You don’t need Owl Chatter to tell you how successful he was artistically and commercially. Let’s put it this way: He has a spider and an astral constellation named after him. He’s on postage stamps and local currency. There is a statue of him in Aylesbury, where Ziggy Stardust debuted.

He was cremated in New Jersey, and his ashes were scattered in a Buddhist ceremony in Bali, Indonesia.

Here’s a shot of David, Iman, and the two kids.


Owl chatter took a rare outing to the movies yesterday, to see The Banshees of Inisherin. Loved it. Very beautiful and very unusual. Four members of the cast received Oscar nominations.

Against the backdrop of the 1922-1923 Irish Civil War, the film centers on the relationship between two men. The older of the two, Colm, decides to end their friendship, and, to say the least, the younger, Padraic, has trouble understanding or accepting that. Colm concedes Padraic is “nice,” but says he’s dull and would rather spend his time devoted to his music. As the old song says, “breaking up is hard to do.”

Colin Farrell’s sister was played by Kerry Condon, whom some of you may recall from Better Call Saul, where she plays Mike’s daughter. She’s up for Best Supporting Actress in Banshees.

Born on January 9, 1983 in Thurles, in County Tipperary, Condon is Irish through and through. She has a soulful, intelligent, haunting beauty that is hard to capture in a photograph. This is the best I could do.


Here are the last two paragraphs in today’s Modern Love column in The Times. If you haven’t read it yet, it won’t ruin it for you.

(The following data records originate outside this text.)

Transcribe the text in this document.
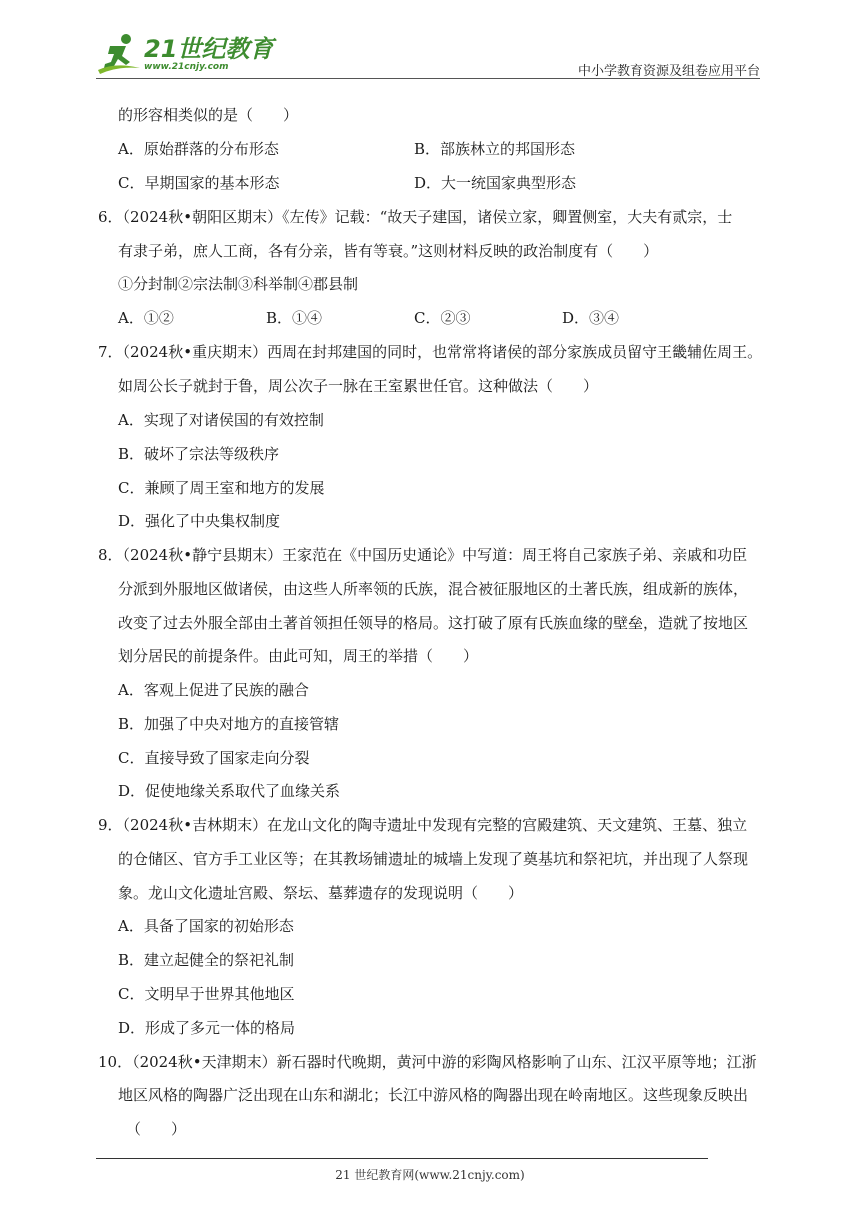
21世纪教育
www.21cnjy.com	中小学教育资源及组卷应用平台
的形容相类似的是（　　）
A．原始群落的分布形态	B．部族林立的邦国形态
C．早期国家的基本形态	D．大一统国家典型形态
6．（2024秋•朝阳区期末）《左传》记载：“故天子建国，诸侯立家，卿置侧室，大夫有贰宗，士
有隶子弟，庶人工商，各有分亲，皆有等衰。”这则材料反映的政治制度有（　　）
①分封制②宗法制③科举制④郡县制
A．①②	B．①④	C．②③	D．③④
7．（2024秋•重庆期末）西周在封邦建国的同时，也常常将诸侯的部分家族成员留守王畿辅佐周王。
如周公长子就封于鲁，周公次子一脉在王室累世任官。这种做法（　　）
A．实现了对诸侯国的有效控制
B．破坏了宗法等级秩序
C．兼顾了周王室和地方的发展
D．强化了中央集权制度
8．（2024秋•静宁县期末）王家范在《中国历史通论》中写道：周王将自己家族子弟、亲戚和功臣
分派到外服地区做诸侯，由这些人所率领的氏族，混合被征服地区的土著氏族，组成新的族体，
改变了过去外服全部由土著首领担任领导的格局。这打破了原有氏族血缘的壁垒，造就了按地区
划分居民的前提条件。由此可知，周王的举措（　　）
A．客观上促进了民族的融合
B．加强了中央对地方的直接管辖
C．直接导致了国家走向分裂
D．促使地缘关系取代了血缘关系
9．（2024秋•吉林期末）在龙山文化的陶寺遗址中发现有完整的宫殿建筑、天文建筑、王墓、独立
的仓储区、官方手工业区等；在其教场铺遗址的城墙上发现了奠基坑和祭祀坑，并出现了人祭现
象。龙山文化遗址宫殿、祭坛、墓葬遗存的发现说明（　　）
A．具备了国家的初始形态
B．建立起健全的祭祀礼制
C．文明早于世界其他地区
D．形成了多元一体的格局
10．（2024秋•天津期末）新石器时代晚期，黄河中游的彩陶风格影响了山东、江汉平原等地；江浙
地区风格的陶器广泛出现在山东和湖北；长江中游风格的陶器出现在岭南地区。这些现象反映出
（　　）
21 世纪教育网(www.21cnjy.com)
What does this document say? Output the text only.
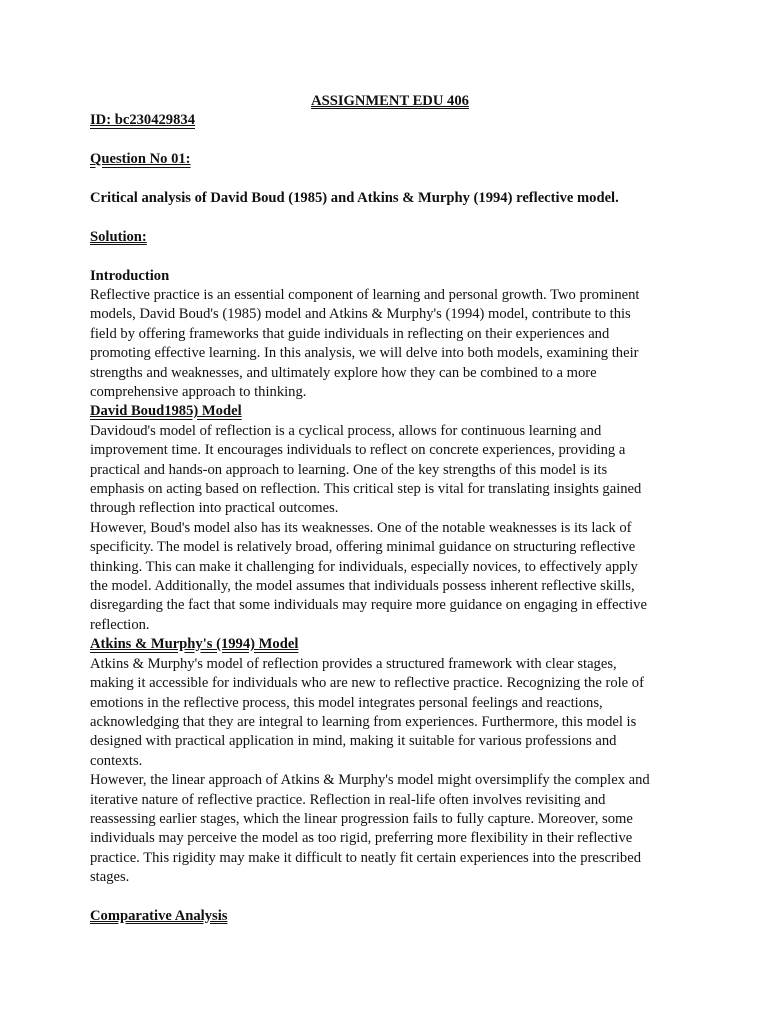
ASSIGNMENT EDU 406

ID: bc230429834

Question No 01:

Critical analysis of David Boud (1985) and Atkins & Murphy (1994) reflective model.

Solution:

Introduction

Reflective practice is an essential component of learning and personal growth. Two prominent
models, David Boud's (1985) model and Atkins & Murphy's (1994) model, contribute to this
field by offering frameworks that guide individuals in reflecting on their experiences and
promoting effective learning. In this analysis, we will delve into both models, examining their
strengths and weaknesses, and ultimately explore how they can be combined to a more
comprehensive approach to thinking.

David Boud1985) Model

Davidoud's model of reflection is a cyclical process, allows for continuous learning and
improvement time. It encourages individuals to reflect on concrete experiences, providing a
practical and hands-on approach to learning. One of the key strengths of this model is its
emphasis on acting based on reflection. This critical step is vital for translating insights gained
through reflection into practical outcomes.

However, Boud's model also has its weaknesses. One of the notable weaknesses is its lack of
specificity. The model is relatively broad, offering minimal guidance on structuring reflective
thinking. This can make it challenging for individuals, especially novices, to effectively apply
the model. Additionally, the model assumes that individuals possess inherent reflective skills,
disregarding the fact that some individuals may require more guidance on engaging in effective
reflection.

Atkins & Murphy's (1994) Model

Atkins & Murphy's model of reflection provides a structured framework with clear stages,
making it accessible for individuals who are new to reflective practice. Recognizing the role of
emotions in the reflective process, this model integrates personal feelings and reactions,
acknowledging that they are integral to learning from experiences. Furthermore, this model is
designed with practical application in mind, making it suitable for various professions and
contexts.

However, the linear approach of Atkins & Murphy's model might oversimplify the complex and
iterative nature of reflective practice. Reflection in real-life often involves revisiting and
reassessing earlier stages, which the linear progression fails to fully capture. Moreover, some
individuals may perceive the model as too rigid, preferring more flexibility in their reflective
practice. This rigidity may make it difficult to neatly fit certain experiences into the prescribed
stages.

Comparative Analysis
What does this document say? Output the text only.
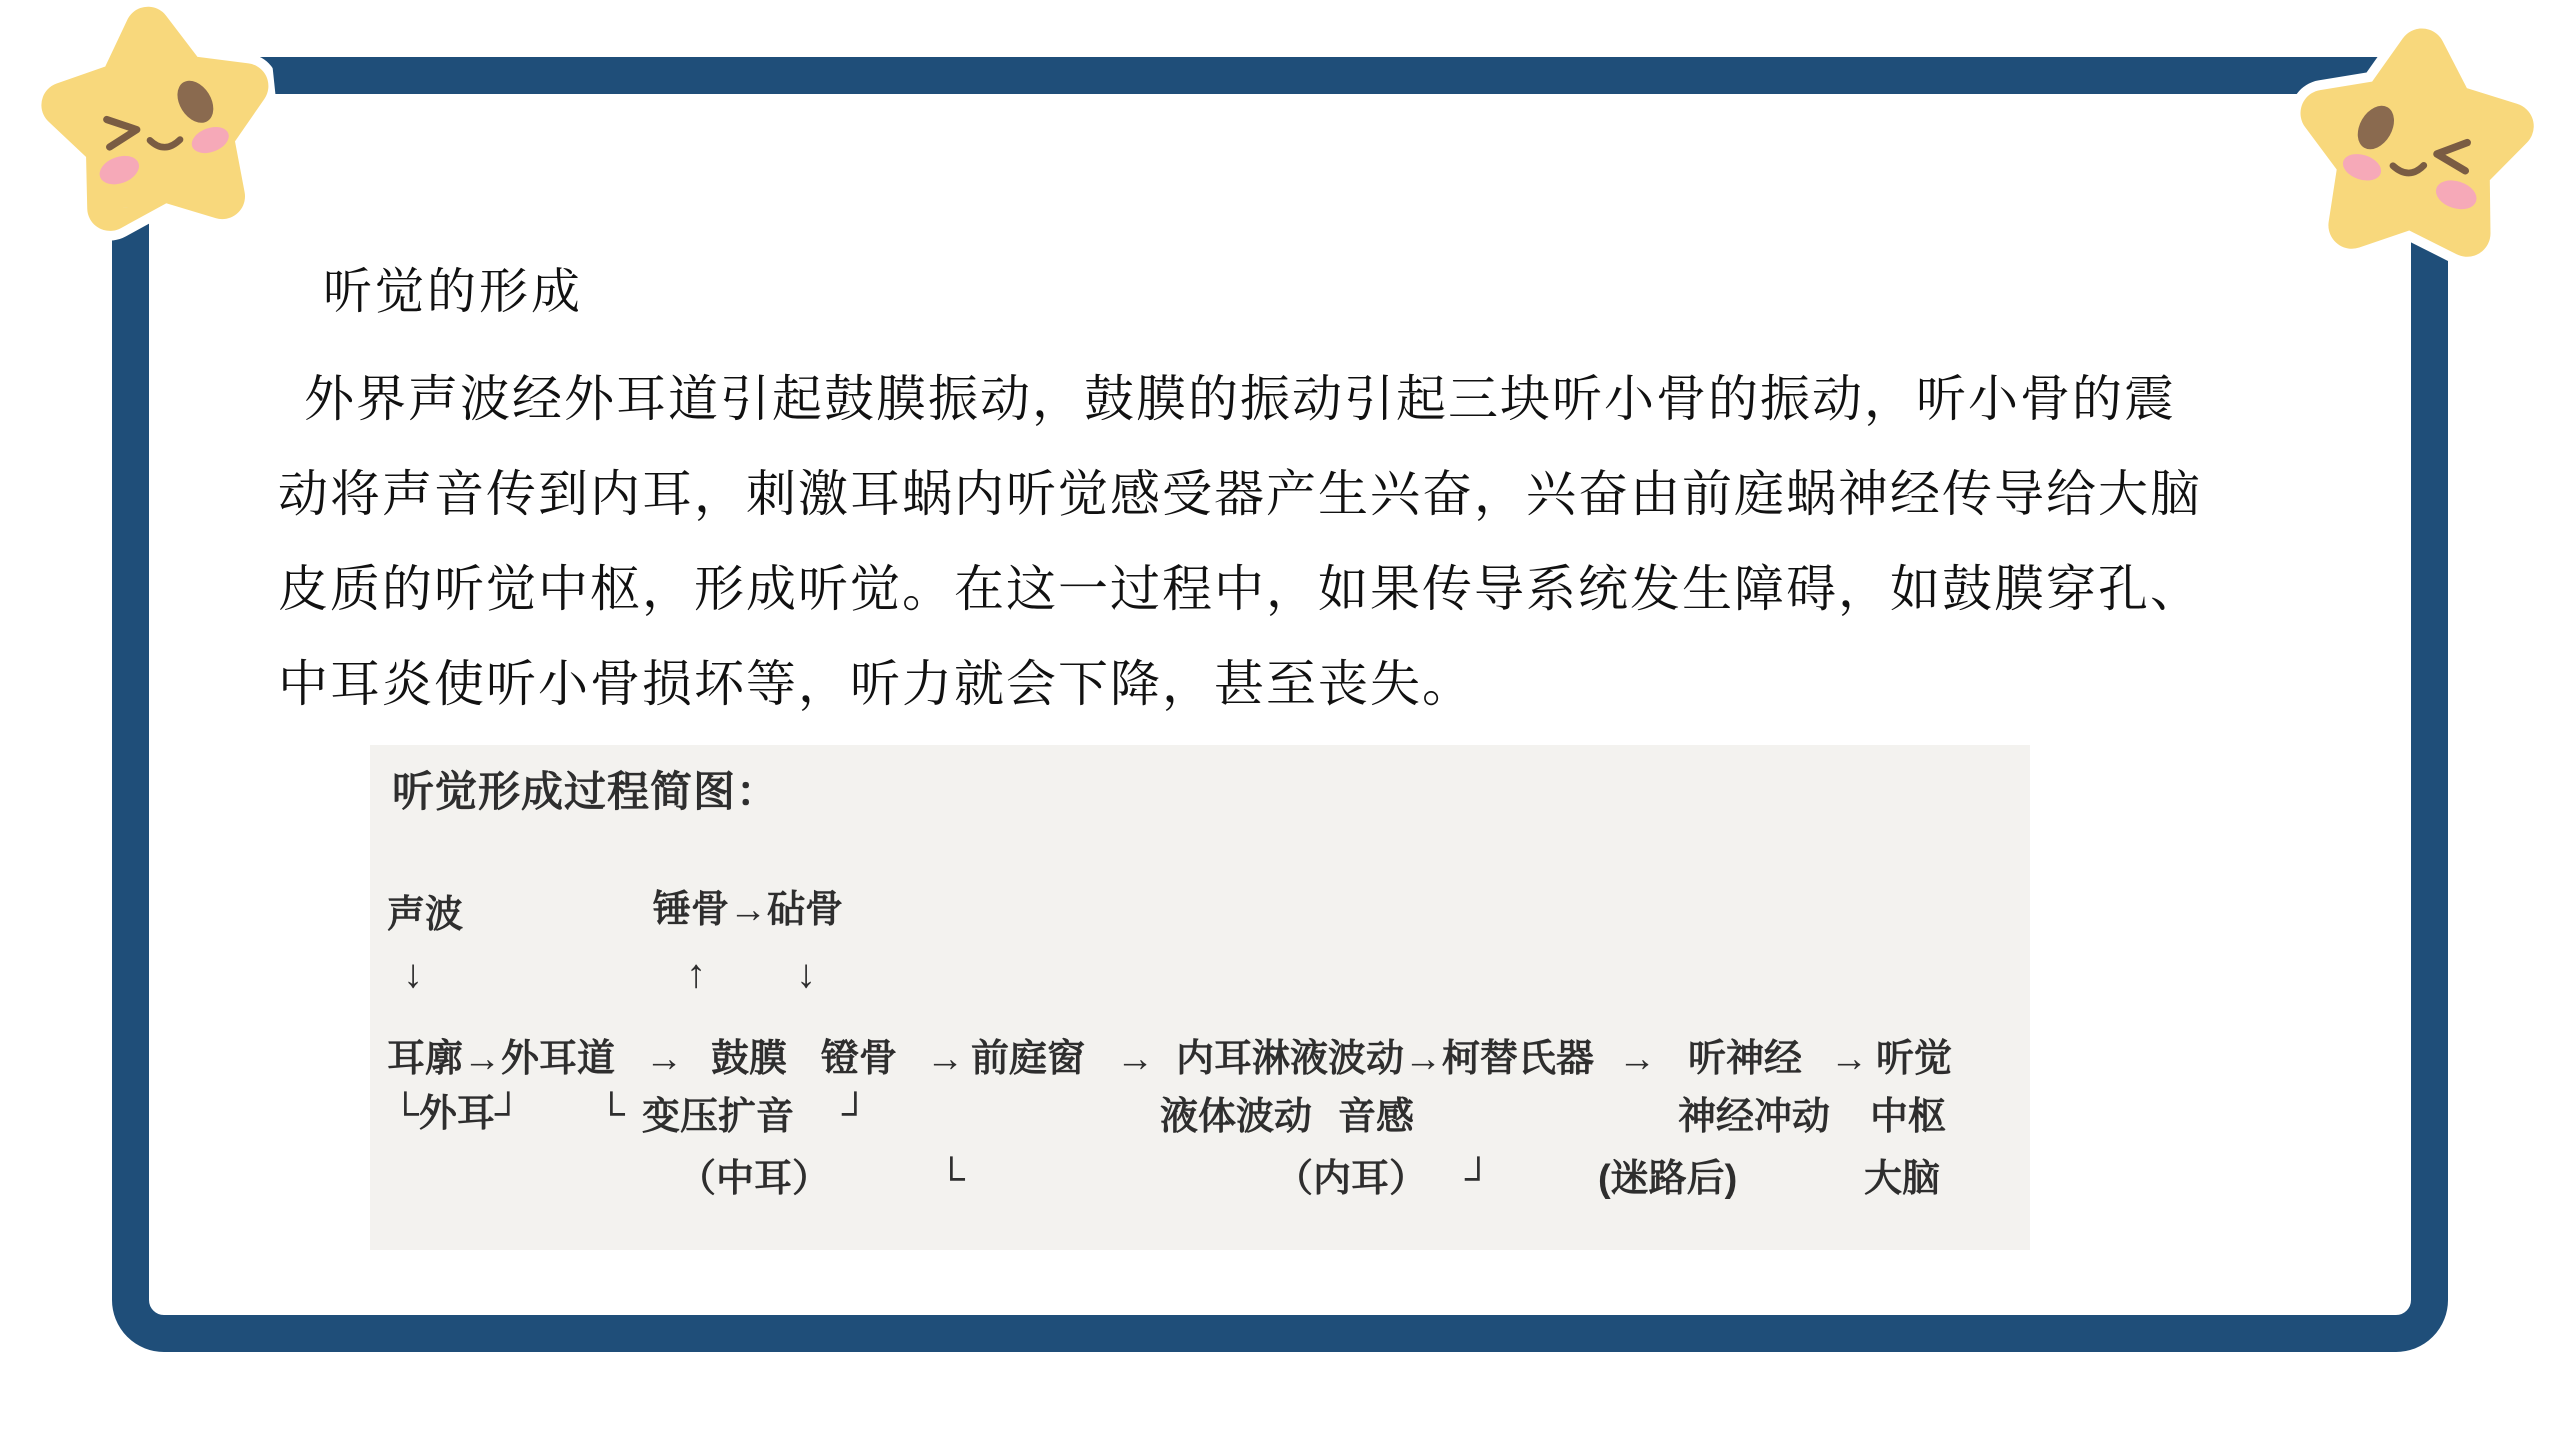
听觉的形成
外界声波经外耳道引起鼓膜振动，鼓膜的振动引起三块听小骨的振动，听小骨的震
动将声音传到内耳，刺激耳蜗内听觉感受器产生兴奋，兴奋由前庭蜗神经传导给大脑
皮质的听觉中枢，形成听觉。在这一过程中，如果传导系统发生障碍，如鼓膜穿孔、
中耳炎使听小骨损坏等，听力就会下降，甚至丧失。
听觉形成过程简图：
声波	锤骨→砧骨
↓	↑ ↓
耳廓→外耳道 → 鼓膜 镫骨 → 前庭窗 → 内耳淋液波动→柯替氏器 → 听神经 → 听觉
└外耳┘ └ 变压扩音 ┘	液体波动 音感	神经冲动 中枢
（中耳）	└	（内耳） ┘	(迷路后)	大脑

“But if you lose someone you love, as I may soon lose Kevin, you will kick yourself for missing out on the five minutes you could have spent standing outside of a hospital entrance in the freezing cold among the smokers and the security guards.

“So, find the people you want to be around and be around them. Invent a ridiculous excuse to spend an afternoon in their company: Go shopping for Scotch tape, watch them buy groceries, whatever. Call the person you love most, right now, and say: I have to buy ink cartridges for my printer. Would you like to come along?”


Or invite them to read Owl Chatter with you!

See you tomorrow. Thanks for stopping by.